While courts should give deference to the expertise and specific knowledge that law enforcement officers have to suspect and detect drug activity, the district court properly concluded the totality of the circumstances did not support a reasonable suspicion for further detention of Yang’s *661car to await the canine unit.4 The able and experienced district court judge thoroughly examined and analyzed the facts in determining that the trooper violated Yang’s Fourth Amendment rights. Here the inferences from the facts can and do support the district judge’s decision. No clear error existed, but merely a difference of views between the majority and the district court on inferences to be drawn from the evidence. This difference does not amount to clear error. Thus, I would affirm the district court.
. Yang consented to the first search where Trooper Anderson searched the trunk and passenger compartment of Yang’s vehicle on the roadside. In the second search, law enforcement searched Yang’s vehicle at a nearby truck stop. The third search, based on a search warrant, occurred the following day. In addition, a drug dog sniffed both the exterior and interior of Yang’s car while stopped on the interstate. A canine sniff of Yang’s car, while on the highway, does not constitute a search for Fourth Amendment purposes. United States v. $404,905.00, 182 F.3d 643, 647 (8th Cir.1999) (citing United States v. Place, 462 U.S. 696, 707, 103 S.Ct. 2637, 77 L.Ed.2d 110 (1983)).
. The Supreme Court explained "a police officer may draw inferences based on his own experience in deciding whether probable cause exists. To a layman the sort of loose panel below the back seat armrest in the automobile ... may suggest only wear and tear, but to Officer Luedlce, who had searched roughly 2,000 cars for narcotics, it suggested that drags may be secreted inside the panel.” Ornelas v. United States, 517 U.S. 690, 700, 116 S.Ct. 1657, 134 L.Ed.2d 911 (1996). Many of the factors Trooper Anderson relied on were not of the kind noted in Ornelas. Trooper Anderson did not note any particular factors that made him suspect drugs were concealed in the car, such as missing screws, loose panels, or paint oversprays.

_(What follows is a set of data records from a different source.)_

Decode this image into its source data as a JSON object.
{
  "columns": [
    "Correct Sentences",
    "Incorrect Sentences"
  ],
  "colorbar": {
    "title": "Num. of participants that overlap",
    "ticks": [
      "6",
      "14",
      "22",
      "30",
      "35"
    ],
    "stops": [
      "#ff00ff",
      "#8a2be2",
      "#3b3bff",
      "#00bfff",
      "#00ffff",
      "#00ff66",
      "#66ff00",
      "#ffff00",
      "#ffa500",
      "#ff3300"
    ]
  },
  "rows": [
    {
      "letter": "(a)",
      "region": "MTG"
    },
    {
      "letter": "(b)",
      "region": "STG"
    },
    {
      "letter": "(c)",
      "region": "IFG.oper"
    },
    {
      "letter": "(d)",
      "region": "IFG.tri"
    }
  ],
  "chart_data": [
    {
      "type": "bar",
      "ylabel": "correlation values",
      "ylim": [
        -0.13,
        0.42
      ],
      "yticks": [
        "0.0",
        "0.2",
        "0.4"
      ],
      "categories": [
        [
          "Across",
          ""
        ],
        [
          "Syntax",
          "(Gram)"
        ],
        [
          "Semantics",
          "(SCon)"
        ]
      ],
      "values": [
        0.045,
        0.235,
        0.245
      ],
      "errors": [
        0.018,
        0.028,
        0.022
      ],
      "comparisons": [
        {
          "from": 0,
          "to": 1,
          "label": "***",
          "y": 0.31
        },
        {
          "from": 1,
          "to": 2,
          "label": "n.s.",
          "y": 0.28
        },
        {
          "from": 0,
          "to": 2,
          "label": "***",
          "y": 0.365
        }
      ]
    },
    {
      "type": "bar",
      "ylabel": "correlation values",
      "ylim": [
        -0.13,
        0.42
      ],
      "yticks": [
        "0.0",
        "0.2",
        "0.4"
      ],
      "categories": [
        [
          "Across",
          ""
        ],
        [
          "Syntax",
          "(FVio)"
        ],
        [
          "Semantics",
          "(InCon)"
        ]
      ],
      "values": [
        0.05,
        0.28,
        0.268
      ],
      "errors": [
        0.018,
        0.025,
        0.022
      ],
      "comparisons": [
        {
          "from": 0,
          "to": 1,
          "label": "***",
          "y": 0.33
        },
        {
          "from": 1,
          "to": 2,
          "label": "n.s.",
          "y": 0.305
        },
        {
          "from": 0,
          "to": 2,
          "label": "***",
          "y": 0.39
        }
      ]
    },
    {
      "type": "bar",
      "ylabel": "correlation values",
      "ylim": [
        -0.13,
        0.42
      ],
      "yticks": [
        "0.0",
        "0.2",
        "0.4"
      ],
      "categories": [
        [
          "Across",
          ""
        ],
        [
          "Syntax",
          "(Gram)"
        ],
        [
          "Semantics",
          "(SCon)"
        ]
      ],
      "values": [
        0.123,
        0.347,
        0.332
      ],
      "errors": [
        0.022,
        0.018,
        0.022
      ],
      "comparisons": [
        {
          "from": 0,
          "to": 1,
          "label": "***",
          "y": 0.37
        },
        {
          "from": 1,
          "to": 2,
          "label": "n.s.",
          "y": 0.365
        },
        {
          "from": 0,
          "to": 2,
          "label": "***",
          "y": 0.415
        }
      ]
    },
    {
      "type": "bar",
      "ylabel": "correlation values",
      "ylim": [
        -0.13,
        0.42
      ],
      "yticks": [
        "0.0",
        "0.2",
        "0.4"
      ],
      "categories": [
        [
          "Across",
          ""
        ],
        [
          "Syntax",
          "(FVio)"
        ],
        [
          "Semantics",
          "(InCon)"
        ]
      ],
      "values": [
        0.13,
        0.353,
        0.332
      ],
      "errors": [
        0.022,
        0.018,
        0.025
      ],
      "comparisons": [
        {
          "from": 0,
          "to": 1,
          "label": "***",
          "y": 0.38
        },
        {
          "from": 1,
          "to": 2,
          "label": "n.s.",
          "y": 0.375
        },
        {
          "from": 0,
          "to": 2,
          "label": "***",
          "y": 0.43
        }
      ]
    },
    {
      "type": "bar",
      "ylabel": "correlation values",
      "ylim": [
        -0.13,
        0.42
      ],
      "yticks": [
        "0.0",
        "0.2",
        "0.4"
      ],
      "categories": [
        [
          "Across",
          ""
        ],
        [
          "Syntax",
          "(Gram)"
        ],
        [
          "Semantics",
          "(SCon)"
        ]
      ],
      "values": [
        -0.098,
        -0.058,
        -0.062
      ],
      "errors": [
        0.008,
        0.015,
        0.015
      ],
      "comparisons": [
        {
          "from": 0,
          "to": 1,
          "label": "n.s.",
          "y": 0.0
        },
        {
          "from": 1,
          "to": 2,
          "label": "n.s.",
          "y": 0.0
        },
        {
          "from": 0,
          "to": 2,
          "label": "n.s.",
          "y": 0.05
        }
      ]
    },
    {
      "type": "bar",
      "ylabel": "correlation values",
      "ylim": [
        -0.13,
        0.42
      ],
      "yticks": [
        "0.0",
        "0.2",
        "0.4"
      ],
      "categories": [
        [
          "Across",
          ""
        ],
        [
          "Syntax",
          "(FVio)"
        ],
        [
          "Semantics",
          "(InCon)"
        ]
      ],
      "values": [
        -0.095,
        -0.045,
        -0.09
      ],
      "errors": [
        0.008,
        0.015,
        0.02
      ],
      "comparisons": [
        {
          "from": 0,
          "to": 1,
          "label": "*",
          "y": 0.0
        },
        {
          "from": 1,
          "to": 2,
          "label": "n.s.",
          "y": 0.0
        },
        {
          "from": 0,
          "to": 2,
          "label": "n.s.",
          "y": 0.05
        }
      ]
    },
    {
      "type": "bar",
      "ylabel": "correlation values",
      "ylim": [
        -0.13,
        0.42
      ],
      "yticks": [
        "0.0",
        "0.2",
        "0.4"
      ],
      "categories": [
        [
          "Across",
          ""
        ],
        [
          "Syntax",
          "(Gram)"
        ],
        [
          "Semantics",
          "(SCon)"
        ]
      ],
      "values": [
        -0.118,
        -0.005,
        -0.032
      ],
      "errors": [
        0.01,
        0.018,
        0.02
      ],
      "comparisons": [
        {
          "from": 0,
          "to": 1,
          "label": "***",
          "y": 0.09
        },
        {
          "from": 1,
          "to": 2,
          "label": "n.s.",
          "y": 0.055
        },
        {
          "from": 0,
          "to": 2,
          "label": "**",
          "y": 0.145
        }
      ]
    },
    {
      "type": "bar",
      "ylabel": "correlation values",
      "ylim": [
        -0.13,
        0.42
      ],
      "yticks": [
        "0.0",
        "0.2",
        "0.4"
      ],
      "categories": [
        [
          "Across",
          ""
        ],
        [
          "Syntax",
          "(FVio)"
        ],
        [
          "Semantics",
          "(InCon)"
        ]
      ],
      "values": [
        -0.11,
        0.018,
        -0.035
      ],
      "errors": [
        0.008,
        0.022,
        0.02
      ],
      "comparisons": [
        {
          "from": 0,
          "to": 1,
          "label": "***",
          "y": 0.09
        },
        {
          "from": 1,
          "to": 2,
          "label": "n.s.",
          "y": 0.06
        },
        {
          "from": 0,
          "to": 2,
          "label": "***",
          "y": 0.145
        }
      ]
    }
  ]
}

. The district court also rejected the contention that Yang's initially calm demeanor was suspicious. The court explained "there has been no showing that Trooper Anderson’s questioning technique is objectively reasonable. Indeed, the response which Trooper Anderson finds suspicious is the opposite of that normally through [sic] to be suspicious, overly overt nervousness.” It is difficult also to perceive that if someone is calm under one situation, his actions are suspicious, but if he acts agitated, suspicion also arises.
. The court concluded that the sum of "circumstances relied upon by the government when examined in light of Trooper Anderson’s training and expertise do not give rise to a reasonable, articulable suspicion that defendant Yang was engaged in criminal activity at the time that he informed defendant Yang that he was not going to permit him to leave with his car."